La Bourse de Paris avance timidement ce mardi, manquant d'élan en raison de l'absence de signaux positifs quant à une désescalade au Moyen-Orient. Parallèlement, les retombées de l'augmentation des prix de l'énergie commencent à se faire sentir sur l'inflation européenne.
À 9H30 (heure de Paris), le CAC 40 enregistrait une hausse de 0,31% à 7.796,51 points, soit une hausse de 25,07 points. La veille, cet indice phare avait gagné 0,92% après deux jours de baisse consécutifs.
"Le brouillard de la guerre persiste en Bourse", explique Christopher Dembik, conseiller en investissement chez Pictet AM.
Selon le Wall Street Journal, Donald Trump aurait signifié à ses conseillers son intérêt pour une réduction de l'engagement militaire, en considérant que la tentative de réouverture du détroit d'Ormuz pourrait prolonger le conflit au-delà de son calendrier prévu de quatre à six semaines.
Le rapport indique que Washington cherche à obtenir, par voie diplomatique, de Téhéran la levée des blocages sur cette importante route maritime, par où transite environ un cinquième des hydrocarbures mondiaux.
Cette attitude représente "un ton qui s'assouplit", souligne Andreas Lipkow, analyste chez CMC Markets. Ces informations ont eu un effet apaisant sur les prix du pétrole, qui avaient connu une hausse notable la dernière séance.
À 09H30, le baril de Brent se stabilisait à 107,47 dollars (+0,07%) alors que le West Texas Intermediate montait à 103,37 dollars (+0,48%).

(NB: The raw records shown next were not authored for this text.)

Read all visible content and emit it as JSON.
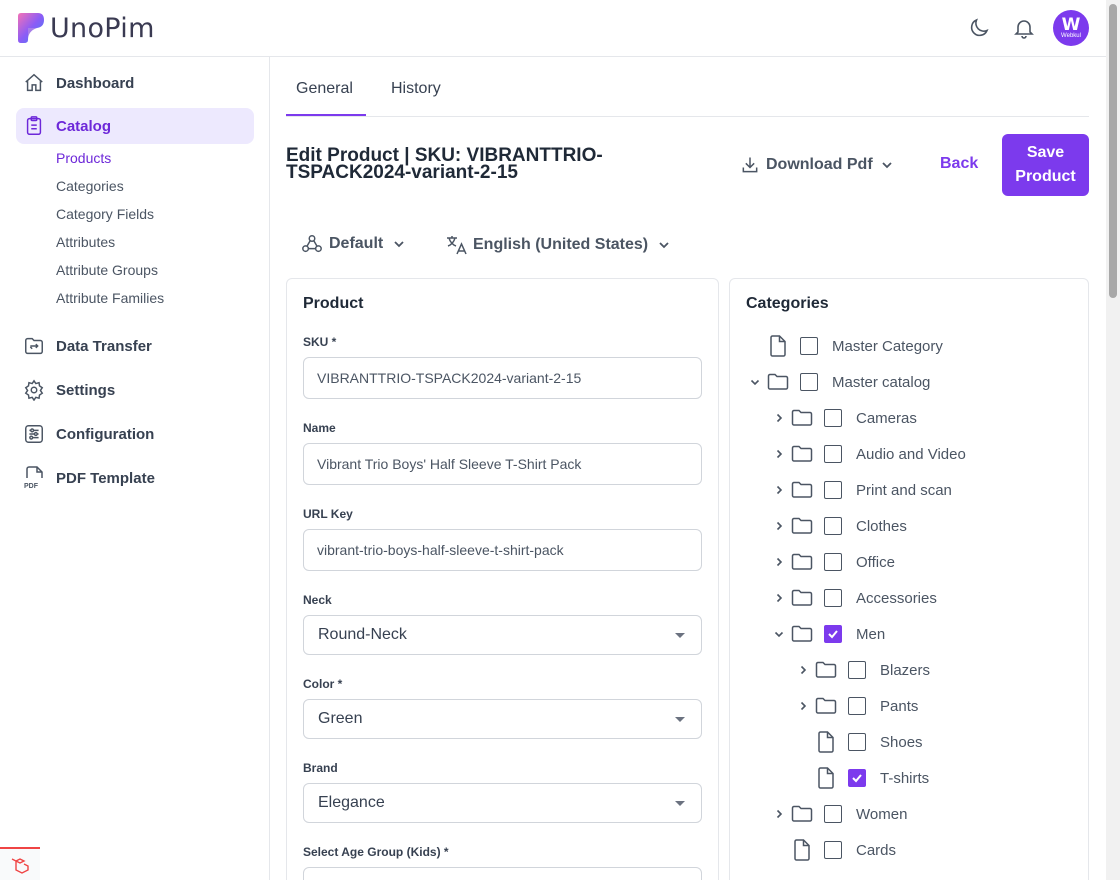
{
  "brand": {
    "name": "UnoPim",
    "avatar_initial": "W",
    "avatar_caption": "Webkul"
  },
  "sidebar": {
    "items": [
      {
        "label": "Dashboard",
        "icon": "home-icon"
      },
      {
        "label": "Catalog",
        "icon": "clipboard-icon",
        "active": true
      },
      {
        "label": "Data Transfer",
        "icon": "folder-transfer-icon"
      },
      {
        "label": "Settings",
        "icon": "gear-icon"
      },
      {
        "label": "Configuration",
        "icon": "sliders-icon"
      },
      {
        "label": "PDF Template",
        "icon": "pdf-file-icon"
      }
    ],
    "catalog_sub": [
      "Products",
      "Categories",
      "Category Fields",
      "Attributes",
      "Attribute Groups",
      "Attribute Families"
    ]
  },
  "tabs": [
    "General",
    "History"
  ],
  "page": {
    "title": "Edit Product | SKU: VIBRANTTRIO-TSPACK2024-variant-2-15",
    "download_pdf": "Download Pdf",
    "back": "Back",
    "save": "Save Product",
    "channel": "Default",
    "locale": "English (United States)"
  },
  "product": {
    "card_title": "Product",
    "sku_label": "SKU *",
    "sku": "VIBRANTTRIO-TSPACK2024-variant-2-15",
    "name_label": "Name",
    "name": "Vibrant Trio Boys' Half Sleeve T-Shirt Pack",
    "url_label": "URL Key",
    "url": "vibrant-trio-boys-half-sleeve-t-shirt-pack",
    "neck_label": "Neck",
    "neck": "Round-Neck",
    "color_label": "Color *",
    "color": "Green",
    "brand_label": "Brand",
    "brand": "Elegance",
    "age_label": "Select Age Group (Kids) *"
  },
  "categories": {
    "card_title": "Categories",
    "tree": [
      {
        "label": "Master Category",
        "type": "file",
        "checked": false,
        "level": 0,
        "chevron": "none"
      },
      {
        "label": "Master catalog",
        "type": "folder",
        "checked": false,
        "level": 0,
        "chevron": "down"
      },
      {
        "label": "Cameras",
        "type": "folder",
        "checked": false,
        "level": 1,
        "chevron": "right"
      },
      {
        "label": "Audio and Video",
        "type": "folder",
        "checked": false,
        "level": 1,
        "chevron": "right"
      },
      {
        "label": "Print and scan",
        "type": "folder",
        "checked": false,
        "level": 1,
        "chevron": "right"
      },
      {
        "label": "Clothes",
        "type": "folder",
        "checked": false,
        "level": 1,
        "chevron": "right"
      },
      {
        "label": "Office",
        "type": "folder",
        "checked": false,
        "level": 1,
        "chevron": "right"
      },
      {
        "label": "Accessories",
        "type": "folder",
        "checked": false,
        "level": 1,
        "chevron": "right"
      },
      {
        "label": "Men",
        "type": "folder",
        "checked": true,
        "level": 1,
        "chevron": "down"
      },
      {
        "label": "Blazers",
        "type": "folder",
        "checked": false,
        "level": 2,
        "chevron": "right"
      },
      {
        "label": "Pants",
        "type": "folder",
        "checked": false,
        "level": 2,
        "chevron": "right"
      },
      {
        "label": "Shoes",
        "type": "file",
        "checked": false,
        "level": 2,
        "chevron": "none"
      },
      {
        "label": "T-shirts",
        "type": "file",
        "checked": true,
        "level": 2,
        "chevron": "none"
      },
      {
        "label": "Women",
        "type": "folder",
        "checked": false,
        "level": 1,
        "chevron": "right"
      },
      {
        "label": "Cards",
        "type": "file",
        "checked": false,
        "level": 1,
        "chevron": "none"
      }
    ]
  },
  "colors": {
    "accent": "#7c3aed",
    "accent_light": "#ede9fe"
  }
}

Cependant, tant qu'aucun avancement significatif vers la paix n'est constaté, toute accalmie restera fragile, avertit Ipek Ozkardeskaya, analyste chez Swissquote Bank.
Les prix du pétrole connaissent un envol depuis le début du conflit, conséquence directe de la quasi-paralysie du détroit d'Ormuz. Avant le déclenchement des hostilités, le baril était autour de 60 dollars.
L'inflation en hausse
Les investisseurs surveillent de près plusieurs indicateurs d'inflation pour la zone euro, qui fourniront un aperçu des répercussions de l'augmentation des prix de l'énergie sur l'inflation en Europe.

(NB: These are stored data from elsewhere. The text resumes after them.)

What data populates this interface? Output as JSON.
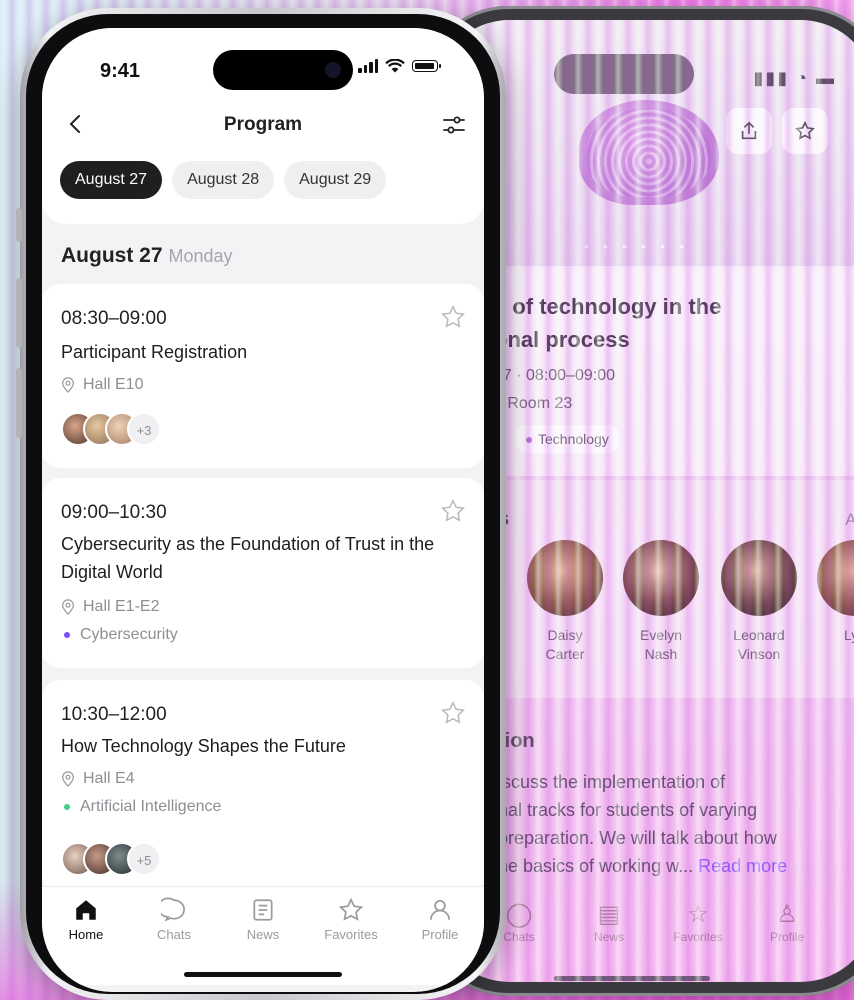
{
  "colors": {
    "accent_purple": "#7c4dff",
    "accent_green": "#3fcf8e",
    "active_tab_bg": "#1f1f22",
    "screen_bg": "#f3f3f5"
  },
  "status_bar": {
    "time": "9:41"
  },
  "header": {
    "title": "Program",
    "back_icon": "chevron-left-icon",
    "filter_icon": "sliders-icon"
  },
  "date_tabs": [
    {
      "label": "August 27",
      "active": true
    },
    {
      "label": "August 28",
      "active": false
    },
    {
      "label": "August 29",
      "active": false
    }
  ],
  "day": {
    "date": "August 27",
    "weekday": "Monday"
  },
  "sessions": [
    {
      "time": "08:30–09:00",
      "title": "Participant Registration",
      "hall": "Hall E10",
      "tag": "",
      "more": "+3"
    },
    {
      "time": "09:00–10:30",
      "title": "Cybersecurity as the Foundation of Trust in the Digital World",
      "hall": "Hall E1-E2",
      "tag": "Cybersecurity",
      "more": ""
    },
    {
      "time": "10:30–12:00",
      "title": "How Technology Shapes the Future",
      "hall": "Hall E4",
      "tag": "Artificial Intelligence",
      "more": "+5"
    }
  ],
  "tabbar": [
    {
      "label": "Home",
      "icon": "home-icon",
      "active": true
    },
    {
      "label": "Chats",
      "icon": "chat-icon",
      "active": false
    },
    {
      "label": "News",
      "icon": "news-icon",
      "active": false
    },
    {
      "label": "Favorites",
      "icon": "star-icon",
      "active": false
    },
    {
      "label": "Profile",
      "icon": "profile-icon",
      "active": false
    }
  ],
  "detail": {
    "title_line1": "e of technology in the",
    "title_line2": "onal process",
    "date_time": "17 · 08:00–09:00",
    "room": "e Room 23",
    "tag": "Technology",
    "speakers_title": "s",
    "all_link": "All",
    "speakers": [
      {
        "first": "Daisy",
        "last": "Carter"
      },
      {
        "first": "Evelyn",
        "last": "Nash"
      },
      {
        "first": "Leonard",
        "last": "Vinson"
      },
      {
        "first": "Lyu",
        "last": ""
      }
    ],
    "description_title": "tion",
    "description_lines": [
      "iscuss the implementation of",
      "nal tracks for students of varying",
      "preparation. We will talk about how",
      "he basics of working w..."
    ],
    "read_more": "Read more",
    "tabbar": [
      "Chats",
      "News",
      "Favorites",
      "Profile"
    ]
  }
}
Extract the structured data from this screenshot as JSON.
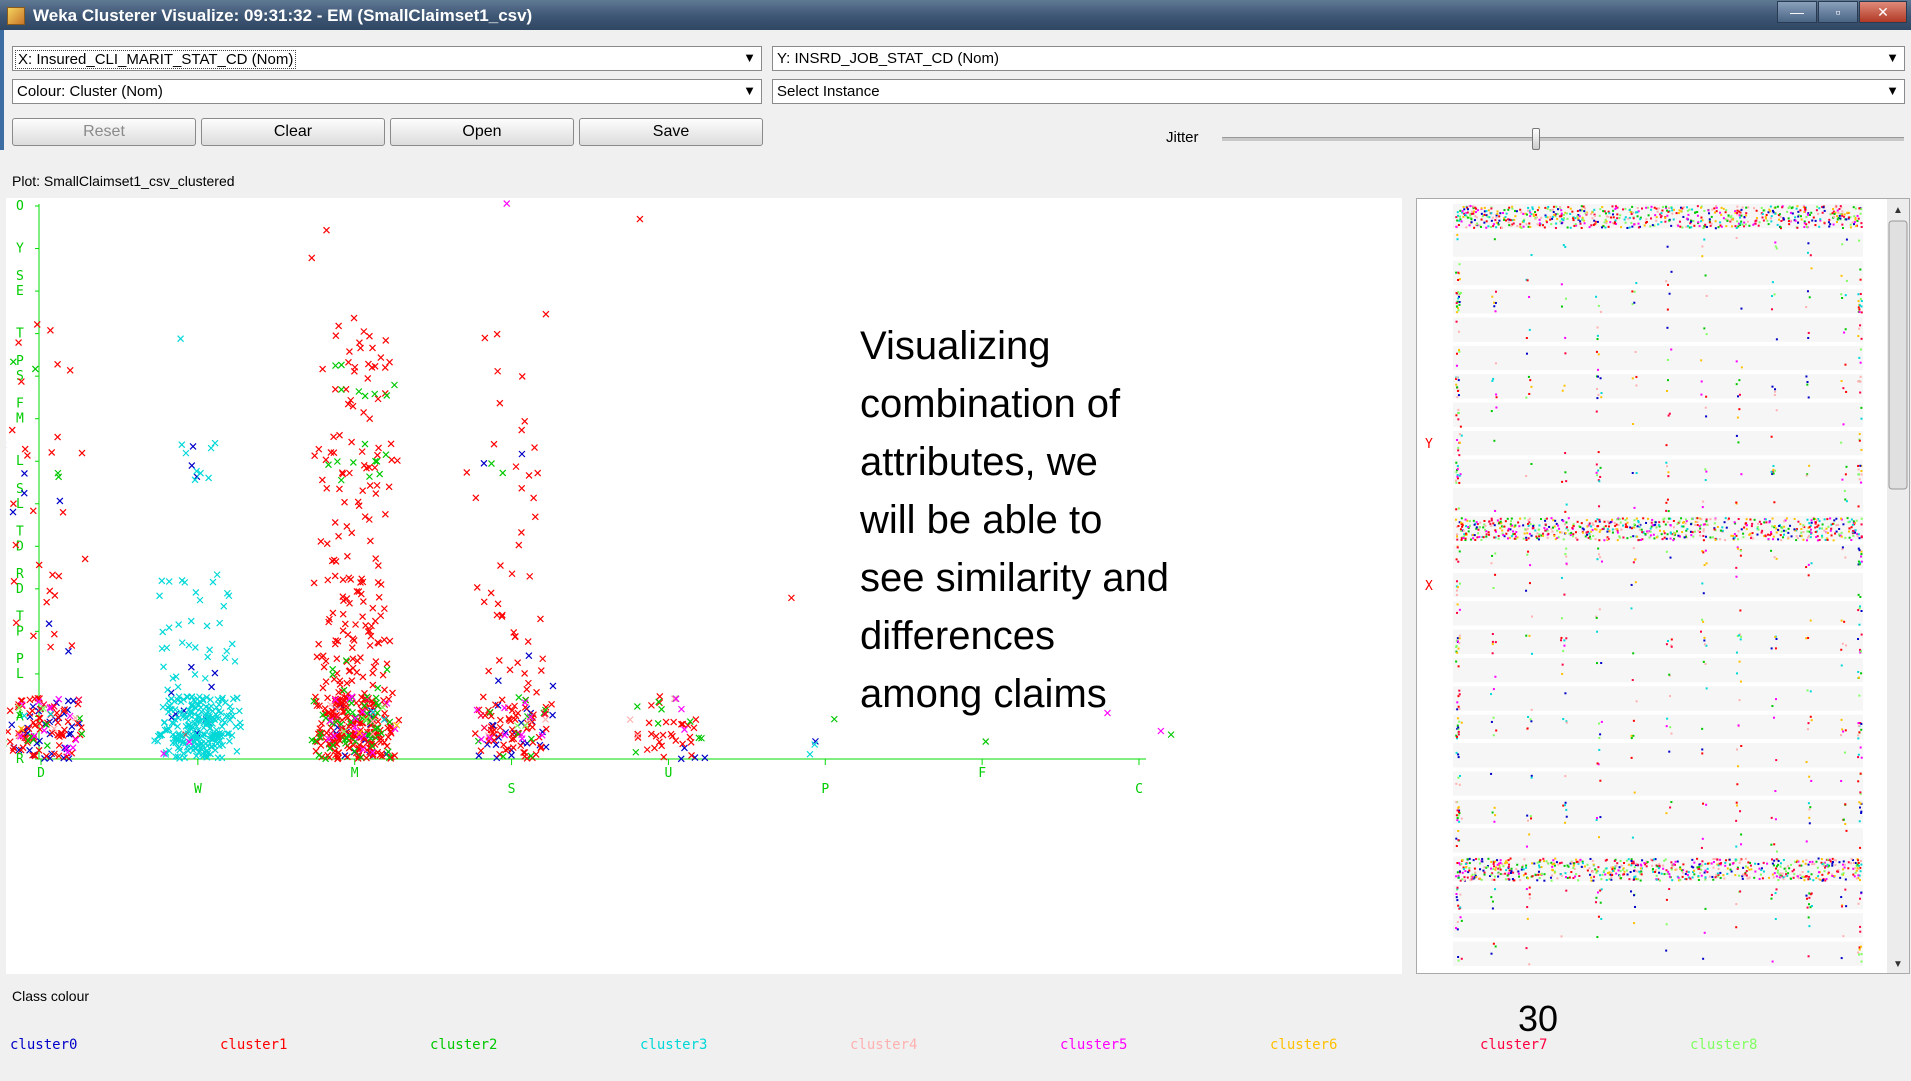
{
  "window": {
    "title": "Weka Clusterer Visualize: 09:31:32 - EM (SmallClaimset1_csv)",
    "minimize": "—",
    "maximize": "▫",
    "close": "✕"
  },
  "controls": {
    "x_axis": "X: Insured_CLI_MARIT_STAT_CD (Nom)",
    "y_axis": "Y: INSRD_JOB_STAT_CD (Nom)",
    "colour": "Colour: Cluster (Nom)",
    "select_instance": "Select Instance",
    "reset": "Reset",
    "clear": "Clear",
    "open": "Open",
    "save": "Save",
    "jitter": "Jitter",
    "jitter_value": 0.46
  },
  "plot": {
    "label": "Plot: SmallClaimset1_csv_clustered"
  },
  "chart_data": {
    "type": "scatter",
    "x_categories": [
      "D",
      "W",
      "M",
      "S",
      "U",
      "P",
      "F",
      "C"
    ],
    "y_categories": [
      "R",
      "A",
      "PL",
      "TP",
      "RD",
      "TD",
      "SL",
      "L",
      "FM",
      "PS",
      "T",
      "SE",
      "Y",
      "TO"
    ],
    "series": [
      {
        "name": "cluster0",
        "color": "#0000c8",
        "points": [
          [
            "D",
            "A",
            18
          ],
          [
            "D",
            "R",
            16
          ],
          [
            "D",
            "L",
            2
          ],
          [
            "D",
            "SL",
            3
          ],
          [
            "D",
            "TP",
            2
          ],
          [
            "W",
            "A",
            6
          ],
          [
            "W",
            "PL",
            4
          ],
          [
            "W",
            "L",
            3
          ],
          [
            "M",
            "A",
            9
          ],
          [
            "M",
            "R",
            9
          ],
          [
            "S",
            "A",
            11
          ],
          [
            "S",
            "R",
            11
          ],
          [
            "S",
            "L",
            2
          ],
          [
            "S",
            "PL",
            3
          ],
          [
            "U",
            "R",
            4
          ],
          [
            "P",
            "R",
            1
          ]
        ]
      },
      {
        "name": "cluster1",
        "color": "#ff0000",
        "points": [
          [
            "D",
            "A",
            40
          ],
          [
            "D",
            "R",
            30
          ],
          [
            "D",
            "RD",
            6
          ],
          [
            "D",
            "TP",
            5
          ],
          [
            "D",
            "L",
            4
          ],
          [
            "D",
            "T",
            3
          ],
          [
            "D",
            "SL",
            3
          ],
          [
            "D",
            "TD",
            3
          ],
          [
            "D",
            "FM",
            2
          ],
          [
            "D",
            "PS",
            3
          ],
          [
            "W",
            "A",
            1
          ],
          [
            "M",
            "A",
            120
          ],
          [
            "M",
            "R",
            95
          ],
          [
            "M",
            "PL",
            35
          ],
          [
            "M",
            "TP",
            28
          ],
          [
            "M",
            "RD",
            22
          ],
          [
            "M",
            "TD",
            12
          ],
          [
            "M",
            "SL",
            14
          ],
          [
            "M",
            "L",
            20
          ],
          [
            "M",
            "FM",
            8
          ],
          [
            "M",
            "PS",
            14
          ],
          [
            "M",
            "T",
            10
          ],
          [
            "M",
            "Y",
            2
          ],
          [
            "S",
            "A",
            38
          ],
          [
            "S",
            "R",
            28
          ],
          [
            "S",
            "PL",
            10
          ],
          [
            "S",
            "TP",
            8
          ],
          [
            "S",
            "RD",
            6
          ],
          [
            "S",
            "TD",
            3
          ],
          [
            "S",
            "SL",
            4
          ],
          [
            "S",
            "L",
            6
          ],
          [
            "S",
            "FM",
            3
          ],
          [
            "S",
            "PS",
            2
          ],
          [
            "S",
            "T",
            3
          ],
          [
            "U",
            "A",
            14
          ],
          [
            "U",
            "R",
            14
          ],
          [
            "U",
            "TO",
            1
          ],
          [
            "P",
            "RD",
            1
          ]
        ]
      },
      {
        "name": "cluster2",
        "color": "#00c800",
        "points": [
          [
            "D",
            "A",
            6
          ],
          [
            "D",
            "R",
            4
          ],
          [
            "D",
            "L",
            2
          ],
          [
            "D",
            "PS",
            2
          ],
          [
            "M",
            "A",
            30
          ],
          [
            "M",
            "R",
            22
          ],
          [
            "M",
            "PL",
            6
          ],
          [
            "M",
            "L",
            10
          ],
          [
            "M",
            "PS",
            8
          ],
          [
            "S",
            "A",
            8
          ],
          [
            "S",
            "R",
            4
          ],
          [
            "S",
            "L",
            2
          ],
          [
            "U",
            "A",
            6
          ],
          [
            "U",
            "R",
            3
          ],
          [
            "P",
            "A",
            1
          ],
          [
            "F",
            "R",
            1
          ],
          [
            "C",
            "R",
            1
          ]
        ]
      },
      {
        "name": "cluster3",
        "color": "#00d8d8",
        "points": [
          [
            "W",
            "A",
            140
          ],
          [
            "W",
            "R",
            95
          ],
          [
            "W",
            "PL",
            10
          ],
          [
            "W",
            "TP",
            14
          ],
          [
            "W",
            "RD",
            12
          ],
          [
            "W",
            "L",
            8
          ],
          [
            "W",
            "T",
            1
          ],
          [
            "D",
            "A",
            2
          ],
          [
            "M",
            "A",
            2
          ],
          [
            "P",
            "R",
            2
          ]
        ]
      },
      {
        "name": "cluster4",
        "color": "#ffb0b0",
        "points": [
          [
            "D",
            "A",
            3
          ],
          [
            "M",
            "A",
            4
          ],
          [
            "S",
            "A",
            3
          ],
          [
            "U",
            "A",
            3
          ]
        ]
      },
      {
        "name": "cluster5",
        "color": "#ff00ff",
        "points": [
          [
            "D",
            "A",
            8
          ],
          [
            "D",
            "R",
            5
          ],
          [
            "M",
            "A",
            10
          ],
          [
            "M",
            "R",
            6
          ],
          [
            "S",
            "A",
            6
          ],
          [
            "S",
            "R",
            4
          ],
          [
            "S",
            "TO",
            1
          ],
          [
            "U",
            "A",
            3
          ],
          [
            "C",
            "A",
            2
          ],
          [
            "W",
            "R",
            2
          ]
        ]
      },
      {
        "name": "cluster6",
        "color": "#ffc000",
        "points": [
          [
            "D",
            "A",
            1
          ],
          [
            "M",
            "A",
            2
          ]
        ]
      },
      {
        "name": "cluster7",
        "color": "#ff0040",
        "points": [
          [
            "D",
            "A",
            4
          ],
          [
            "M",
            "A",
            5
          ],
          [
            "S",
            "A",
            3
          ]
        ]
      },
      {
        "name": "cluster8",
        "color": "#80ff60",
        "points": [
          [
            "D",
            "A",
            2
          ],
          [
            "M",
            "A",
            3
          ],
          [
            "S",
            "A",
            2
          ]
        ]
      }
    ]
  },
  "matrix": {
    "y_marker": "Y",
    "x_marker": "X",
    "rows": 27
  },
  "annotation": {
    "lines": [
      "Visualizing",
      "combination of",
      "attributes, we",
      "will be able to",
      "see similarity and",
      "differences",
      "among claims"
    ]
  },
  "legend": {
    "title": "Class colour",
    "items": [
      {
        "label": "cluster0",
        "color": "#0000c8"
      },
      {
        "label": "cluster1",
        "color": "#ff0000"
      },
      {
        "label": "cluster2",
        "color": "#00c800"
      },
      {
        "label": "cluster3",
        "color": "#00d8d8"
      },
      {
        "label": "cluster4",
        "color": "#ffb0b0"
      },
      {
        "label": "cluster5",
        "color": "#ff00ff"
      },
      {
        "label": "cluster6",
        "color": "#ffc000"
      },
      {
        "label": "cluster7",
        "color": "#ff0040"
      },
      {
        "label": "cluster8",
        "color": "#80ff60"
      }
    ]
  },
  "slide_number": "30"
}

En France, le chiffre de l'inflation a grimpé de 1,7% sur un an en mars, en hausse par rapport à 0,9% en février.
Les résultats pour l'ensemble de la zone euro, attendus vers 11H00, seront particulièrement scrutés par les Analystes.
L'éventualité d'un retour à l'inflation en Europe a entraîné une montée en flèche des taux d'intérêt des dettes souveraines dans la zone euro cette semaine.

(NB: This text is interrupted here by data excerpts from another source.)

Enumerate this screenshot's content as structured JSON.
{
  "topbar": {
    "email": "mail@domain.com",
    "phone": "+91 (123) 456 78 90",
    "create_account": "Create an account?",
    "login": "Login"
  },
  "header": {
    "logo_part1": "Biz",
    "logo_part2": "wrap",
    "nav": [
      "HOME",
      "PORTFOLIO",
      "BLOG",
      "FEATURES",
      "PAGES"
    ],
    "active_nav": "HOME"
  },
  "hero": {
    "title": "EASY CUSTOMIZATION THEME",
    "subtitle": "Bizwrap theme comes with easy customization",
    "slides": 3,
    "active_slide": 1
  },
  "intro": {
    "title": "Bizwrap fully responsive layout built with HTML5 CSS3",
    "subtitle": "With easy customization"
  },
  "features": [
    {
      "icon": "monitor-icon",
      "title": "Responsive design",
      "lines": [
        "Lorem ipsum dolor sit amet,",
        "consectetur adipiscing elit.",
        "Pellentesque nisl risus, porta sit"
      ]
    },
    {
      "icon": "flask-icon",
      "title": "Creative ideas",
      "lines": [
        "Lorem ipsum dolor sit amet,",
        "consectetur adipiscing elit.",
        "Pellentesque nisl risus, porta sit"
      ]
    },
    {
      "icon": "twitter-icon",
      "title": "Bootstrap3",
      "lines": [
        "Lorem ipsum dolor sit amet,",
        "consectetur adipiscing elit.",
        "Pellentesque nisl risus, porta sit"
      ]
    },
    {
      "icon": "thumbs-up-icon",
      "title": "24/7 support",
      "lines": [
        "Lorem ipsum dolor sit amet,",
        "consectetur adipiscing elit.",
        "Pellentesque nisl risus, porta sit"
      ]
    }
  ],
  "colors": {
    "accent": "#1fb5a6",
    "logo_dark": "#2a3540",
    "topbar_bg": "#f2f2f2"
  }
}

Le taux d'intérêt de la dette française à dix ans a atteint 3,76% lundi, stable par rapport à la veille, mais en forte hausse par rapport aux 3,20% d'avant le conflit. Ce taux a d'ailleurs dépassé des records datant de 2009 la semaine dernière.
Des pertes pour Casino
Le distributeur, qui regroupe plusieurs enseignes (Casino, Monoprix, Franprix, Naturalia, Vival, Spar et CDiscount), a annoncé une perte nette de 402 millions d'euros pour 2025, en hausse de 36,4% comparée à l'année précédente.
Philippe Palazzi, le directeur général, souligne que malgré ces pertes, "une nette progression de la rentabilité" a été observée à la suite d'une intense transformation. L'Ebitda ajusté a atteint 655 millions d'euros, un saut de 13,7% par rapport à l'an passé.
En Bourse, l'action Casino chutait de 4,60% pour s'établir à 0,16 euro.